Hypocrisy by the Sackful: Women in European cities have been attacked, slashed and had acid thrown in their faces for wearing ‘immodest’ dress in areas where Islamic misogyny prevails

Hypocrisy by the Sackful: Women in European cities have been attacked, slashed and had acid thrown in their faces for wearing ‘immodest’ dress in areas where Islamic misogyny prevails. By John O’Sullivan.

In the last month several Iranian women have been sentenced to long years of imprisonment in the country’s harsh jails for the crime of removing the burka in public. Wearing a garment that covers most of the body and head is mandatory in Iran and Saudi Arabia. Demonstrations by women against this and similar rules have been spreading in both countries …

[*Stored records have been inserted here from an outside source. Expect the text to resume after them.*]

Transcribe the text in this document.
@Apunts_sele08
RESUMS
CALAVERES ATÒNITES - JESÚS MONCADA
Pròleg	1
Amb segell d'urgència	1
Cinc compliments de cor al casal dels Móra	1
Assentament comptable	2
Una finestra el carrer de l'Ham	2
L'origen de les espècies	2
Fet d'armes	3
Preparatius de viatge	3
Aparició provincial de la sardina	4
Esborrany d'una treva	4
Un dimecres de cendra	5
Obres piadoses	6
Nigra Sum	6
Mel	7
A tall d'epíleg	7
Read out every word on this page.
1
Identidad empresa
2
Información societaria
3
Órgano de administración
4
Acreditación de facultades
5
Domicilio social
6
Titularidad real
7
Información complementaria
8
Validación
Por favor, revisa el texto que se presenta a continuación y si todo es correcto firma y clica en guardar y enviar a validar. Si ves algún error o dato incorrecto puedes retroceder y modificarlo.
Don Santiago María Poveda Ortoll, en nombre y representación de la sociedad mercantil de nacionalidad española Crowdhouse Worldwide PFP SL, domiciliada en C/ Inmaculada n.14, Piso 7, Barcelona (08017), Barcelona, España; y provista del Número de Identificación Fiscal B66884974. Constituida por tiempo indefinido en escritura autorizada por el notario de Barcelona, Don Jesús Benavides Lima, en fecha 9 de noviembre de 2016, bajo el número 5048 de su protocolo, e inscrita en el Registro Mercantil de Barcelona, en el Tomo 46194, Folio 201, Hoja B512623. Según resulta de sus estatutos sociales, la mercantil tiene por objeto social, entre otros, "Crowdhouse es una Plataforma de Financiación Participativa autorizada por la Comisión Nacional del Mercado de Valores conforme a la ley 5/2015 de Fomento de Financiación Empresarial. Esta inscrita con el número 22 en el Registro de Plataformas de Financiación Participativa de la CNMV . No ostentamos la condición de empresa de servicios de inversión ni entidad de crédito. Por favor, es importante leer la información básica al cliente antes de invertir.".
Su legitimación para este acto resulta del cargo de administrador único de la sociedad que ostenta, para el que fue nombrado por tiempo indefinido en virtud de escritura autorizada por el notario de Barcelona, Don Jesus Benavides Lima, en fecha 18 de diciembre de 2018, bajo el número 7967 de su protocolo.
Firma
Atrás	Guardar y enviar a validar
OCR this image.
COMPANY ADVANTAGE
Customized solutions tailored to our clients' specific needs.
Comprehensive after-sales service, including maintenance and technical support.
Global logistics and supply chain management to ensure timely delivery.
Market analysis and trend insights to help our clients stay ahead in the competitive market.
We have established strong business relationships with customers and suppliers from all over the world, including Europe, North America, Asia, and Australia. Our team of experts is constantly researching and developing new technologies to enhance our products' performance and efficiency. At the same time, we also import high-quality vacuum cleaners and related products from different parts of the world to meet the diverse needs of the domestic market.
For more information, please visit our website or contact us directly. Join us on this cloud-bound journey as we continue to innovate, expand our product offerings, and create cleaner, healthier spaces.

Yet if you type the single word burka into Google, the first three visual stories that pop up are all related to the recent article by Boris Johnson in the London Daily Telegraph in which he criticised the burka as resembling a “letterbox”. …

So what explains the outraged reactions to the column? …

“Diversity” has never been passed into law, but it’s now the theory of the modern British state. And Boris seemingly offended against it.

Various faction fights are taking place under cover of this row. May and the Remainer Tories are using the debate to depict Boris as a reckless extremist who should be kept away from power if Theresa May is ousted in autumn, as most people expect. His leftist critics in Labour and the media are desperately trying to ensure that their structure of multiculturalism and diversity remains intact and continues to give them a political advantage in keeping ethnic and religious minorities within the Left coalition. And the Islamists are hoping to establish as a rule of UK politics that no aspect of Islam (by which they mean Islamism) can be open to criticism. These are all influential forces, not often found on the same side of any debate, and a week ago they must have calculated that their combined forces could hardly avoid victory.

But two forces have emerged, also in combination, to frustrate their calculations. Public opinion in several polls has come down firmly on Boris’s side, if also beyond his arguments. Between 50 and 70 per cent of Brits think that free speech is today facing too many restrictions — and that maybe the burka should actually be banned. Still more important, a significant number of reform-minded Muslims, including women who were themselves offended by the burka and the extreme and fanatical version of Islamism it symbolised, have made strong public statements that in effect endorse Boris. …

Only a few references had been made to women being brutalised and imprisoned for not wearing the burka. But, as Barabas explains, “that was in another country and besides the wench is dead”. Except that increasingly it isn’t. Women in Paris, London and other European cities have been physically attacked, slashed, and had acid thrown in their faces for wearing “immodest” dress in areas where “radicalised” Islamists are a significant percentage of the local population. This violent intimidation is spreading, and the spread of the burka is a sign that some submit to it. …

This issue is not going away. In fact it’s only just arriving.